I try really hard not to rate my pieces as I make them. I find that my opinions of things change over time, largely in reaction to people’s reactions. If I suspend my judgment of work, I find I learn more from it. Suspending judgment allows me to flesh out ideas and move on. Finish the quilt. Next quilt, please. The learning is the goal. The quilt is almost a byproduct.
But sometimes I do a piece that knocks my socks off and throws me across the room. It’s not an everyday thing. When that happens, I find myself asking some of the same questions that I ask when I do something I hate. What happened here? Why is this piece wonderful? Or awful? What?
Was it the color palette? Technique? Is it about my background? The image itself?
A fabulous piece makes you think, “Can I do this again? How did this happen?”
I love this piece so much. So I’m going to try not to reproduce it, but to focus on its successful elements.

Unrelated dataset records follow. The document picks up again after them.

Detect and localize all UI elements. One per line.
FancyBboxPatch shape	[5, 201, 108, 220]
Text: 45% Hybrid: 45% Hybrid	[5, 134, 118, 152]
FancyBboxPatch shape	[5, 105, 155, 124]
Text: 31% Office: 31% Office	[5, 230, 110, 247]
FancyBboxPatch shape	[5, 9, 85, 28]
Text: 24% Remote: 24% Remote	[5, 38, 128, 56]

Part of what I love here is the quiet palette. I normally go for eye-sore colors. This was restrained. Luckily, the last batch I dyed had a piece, not exactly in the same palette, but in the same tone.

The fish can be the same threads. And I think it needs to be.

I had trouble with the fish. I wanted a fresh image, not the same, but in the same colorations. So I started several fish, only to find them wrong. I love these. But in terms of direction and size, they’re just not right.


I went through my collection of drawings. My embroidery process uses a pattern drawn on Totally Stable that goes into the back of the piece as a pattern and a stabilizer. So each drawing is consumed by the embroidery itself.
Not to worry. For the last 3 years, I’ve saved a tracing of my drawings for later. It’s turned into a jumping-off point for other pieces, and I consider that collection a treasure. I found a fish that had to be at least 10 years old, which I don’t believe I ever used.

This will be reversed when I’m done. I’m half way through the embroidery.

Originally I used a tree rubbing plate both for the trees themselves and for the reflection in the pond.

And I want to explore the rubbed oil paint trees. This piece of fabric evokes a stream rather than a pond.


Now that I’ve analyzed my elements, we’ll see where it goes. It’s at that awkward spot where everything looks wrong. But that’s the exact moment to suspend judgment and push through.
It may take all those elements and work well. It may not. There’s a mystery here I don’t understand. But I think that part of it is that a piece is not the sum of its parts. Instead, perhaps it’s a whole being itself. Maybe it can’t be reworked with the same success.
Push on. Finish the quilt. Next quilt, please. The learning is the goal.